L'étymologie du mot ne dit pas tout de la chose. Votre question m'a fait ouvrir le
Dictionnaire des religions édité sous la direction du Cardinal Poupard, et l'article propose une histoire intéressante du mot, né dans la Rome républicaine au sens de scrupule, et au pluriel, au sens de rites. Pendant les crises finales de la République romaine, apparaît un éloge de l'état d'esprit que l'on appelle la
religio, et dont les arguments marqueront toute l'histoire occidentale, dit l'auteur (Michel Despland).
Selon Cicéron,
religio est le respect que ressent l'individu au plus profond de lui devant tout être qui en est digne, divin
en particulier. Mais Enée, qui est le modèle du respect filial, est appelé
pius parce qu'il s'occupe de son père. Ce respect se manifeste par l'attention scrupuleuse à adopter une conduite rituelle appropriée.
Pour Lucrèce, contemporain de Cicéron,
religio est un système de menaces et de promesses qui cultive et développe le fonds craintif de l'humain, qui écrase l'homme et contre lequel un être noble doit se révolter, au nom du respect qu'il se doit et en se servant de la science et de la philosophie. L'auteur de l'article signale que Cicéron et Lucrèce ne donnent pas à
religio le même sens, car, pour aller vite, on ne trouve nulle idée de crainte dans la réflexion cicéronienne.
Un cours que j'ai suivi il y a des années, fondé sur un certain nombre de sources talmudiques et post-talmudiques, soulignait que dans l'aire spirituelle biblique,
la religion n'existe pas. Dieu ayant trouvé Israël esclave en Egypte, il le rachète pour son propre service : le même mot sert à désigner l'esclave du Pharaon et le serviteur de Dieu (que ce soit le même mot dans une langue sémitique est d'une autre conséquence qu'une étymologie dans une langue indo-européenne), et ce n'est pas une petite chose que ce renversement sémantique opéré par le texte hébreu sur le mot
eved, esclave, bien résumé dans le commentaire traditionnel donné de Josué I-1, sur la formule "Moïse, esclave/serviteur de Dieu". En d'autres termes, de même qu'il n'y a aucune limite légale aux devoirs de l'esclave, aucune limite n'existe à ceux du Juif serviteur de Dieu.
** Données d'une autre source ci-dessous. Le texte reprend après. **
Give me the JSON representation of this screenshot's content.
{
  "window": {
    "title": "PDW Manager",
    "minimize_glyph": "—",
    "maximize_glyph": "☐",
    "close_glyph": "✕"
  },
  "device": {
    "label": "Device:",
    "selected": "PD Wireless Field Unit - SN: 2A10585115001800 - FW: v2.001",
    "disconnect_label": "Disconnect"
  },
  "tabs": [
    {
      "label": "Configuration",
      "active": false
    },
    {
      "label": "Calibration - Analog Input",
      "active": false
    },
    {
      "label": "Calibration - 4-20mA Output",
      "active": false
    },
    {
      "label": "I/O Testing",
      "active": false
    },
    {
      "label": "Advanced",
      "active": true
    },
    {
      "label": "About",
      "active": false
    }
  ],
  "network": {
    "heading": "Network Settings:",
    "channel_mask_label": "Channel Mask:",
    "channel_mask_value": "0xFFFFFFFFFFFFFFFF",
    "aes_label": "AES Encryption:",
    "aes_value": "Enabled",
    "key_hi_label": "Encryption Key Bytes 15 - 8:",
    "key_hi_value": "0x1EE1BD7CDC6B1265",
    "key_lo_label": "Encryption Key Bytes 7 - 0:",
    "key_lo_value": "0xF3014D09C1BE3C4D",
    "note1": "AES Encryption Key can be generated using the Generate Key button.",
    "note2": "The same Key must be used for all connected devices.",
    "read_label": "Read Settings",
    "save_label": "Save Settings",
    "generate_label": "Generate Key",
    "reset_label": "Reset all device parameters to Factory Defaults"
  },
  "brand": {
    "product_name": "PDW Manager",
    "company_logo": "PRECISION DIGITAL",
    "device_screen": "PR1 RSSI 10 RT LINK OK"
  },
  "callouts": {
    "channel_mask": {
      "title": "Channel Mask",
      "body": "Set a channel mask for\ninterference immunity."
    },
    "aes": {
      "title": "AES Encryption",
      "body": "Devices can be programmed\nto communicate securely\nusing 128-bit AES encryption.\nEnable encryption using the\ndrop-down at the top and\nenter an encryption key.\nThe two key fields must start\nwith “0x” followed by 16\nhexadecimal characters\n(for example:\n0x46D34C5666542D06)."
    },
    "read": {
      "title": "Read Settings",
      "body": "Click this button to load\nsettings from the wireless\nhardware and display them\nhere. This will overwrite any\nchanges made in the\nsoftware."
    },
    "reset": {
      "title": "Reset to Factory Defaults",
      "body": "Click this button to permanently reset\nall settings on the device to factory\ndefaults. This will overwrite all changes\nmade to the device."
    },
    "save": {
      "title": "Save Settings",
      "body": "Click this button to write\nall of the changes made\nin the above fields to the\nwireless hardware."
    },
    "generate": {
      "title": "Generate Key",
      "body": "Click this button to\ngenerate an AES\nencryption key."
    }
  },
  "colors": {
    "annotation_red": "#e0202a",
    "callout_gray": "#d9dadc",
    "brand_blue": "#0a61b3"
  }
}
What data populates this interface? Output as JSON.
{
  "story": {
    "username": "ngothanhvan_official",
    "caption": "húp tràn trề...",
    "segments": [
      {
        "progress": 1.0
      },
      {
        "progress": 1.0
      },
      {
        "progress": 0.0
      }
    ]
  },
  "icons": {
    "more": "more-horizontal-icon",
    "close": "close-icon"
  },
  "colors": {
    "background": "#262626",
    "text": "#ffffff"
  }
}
Sa vie entière est "religion", il n'est rien qui ne soit "religieux" dans les moindres détails de son existence, nul besoin de mot pour désigner cela. Significativement, c'est au moment où le mouvement sioniste sécularisa l'existence juive que le mot religion apparut en hébreu moderne,
dat, comme modalité particulière de l'être au milieu d'une société laïque. Ainsi, le
lien qui est peut-être présent dans l'étymologie latine a-t-il disparu et religieux signifie-t-il séparé des autres, menant une existence distincte. Cette potentialité existait déjà dans l'univers de la Tora, d'ailleurs.
Les premiers chrétiens avaient hérité de cette conception juive totale du service divin, et ne pouvaient que se heurter aux autres conceptions en cours dans l'Empire romain, qui d'ailleurs donna à leur foi le nom de
religio illicita. Ils adoptèrent le mot
religio, jusqu'à ce que les édits de 313 et 392 fassent du christianisme la religion de l'Empire, à savoir : l'ordre public maintenu par l'Empereur (sens cicéronien), qui instaure sur terre la législation voulue par Dieu (sens mosaïque), dans le but de sauver les âmes de la damnation (la notion de crainte et de salut discutée par Lucrèce revient ici).
Ceci prévaut pendant toute la durée de l'Empire romain, à savoir, il faut le rappeler, jusqu'en 1453, et même en Russie jusqu'en 1917, dans une certaine mesure. En Occident catholique romain,
religion ne désigne plus au Moyen-Age que les ordres monastiques, car ils incarnent l'appel d'un idéal exigeant. L'article que je résume souligne que tout le Moyen-Age est l'histoire de la démocratisation de cet idéal, à travers les voeux des laïcs (tiers-ordres, croisades), la naissance d'une piété personnelle, la
devotio moderna, les béguinages... Religieux devient un titre envié que l'on s'efforce de conquérir par son comportement. La Renaissance voit apparaître la conscience de la religion comme systèmes cohérents et distincts les uns des autres, de croyances, de rites et de pratiques ; les guerres entre catholiques et protestants, ou les controverses entre Juifs convertis de force et catholiques, font apparaître le relativisme, qui justifie cette définition de Durckheim donnée en début d'article: " Une religion est un système solidaire de croyances et de pratqiues relatives à des choses sacrées. "
Marie-Françoise Baslez a écrit un livre intéressant,
Les persécutions dans l'Antiquité, où elle analyse en termes juridiques et d'histoire des mentalités l'apparition de ce concept, à Athènes et à Rome.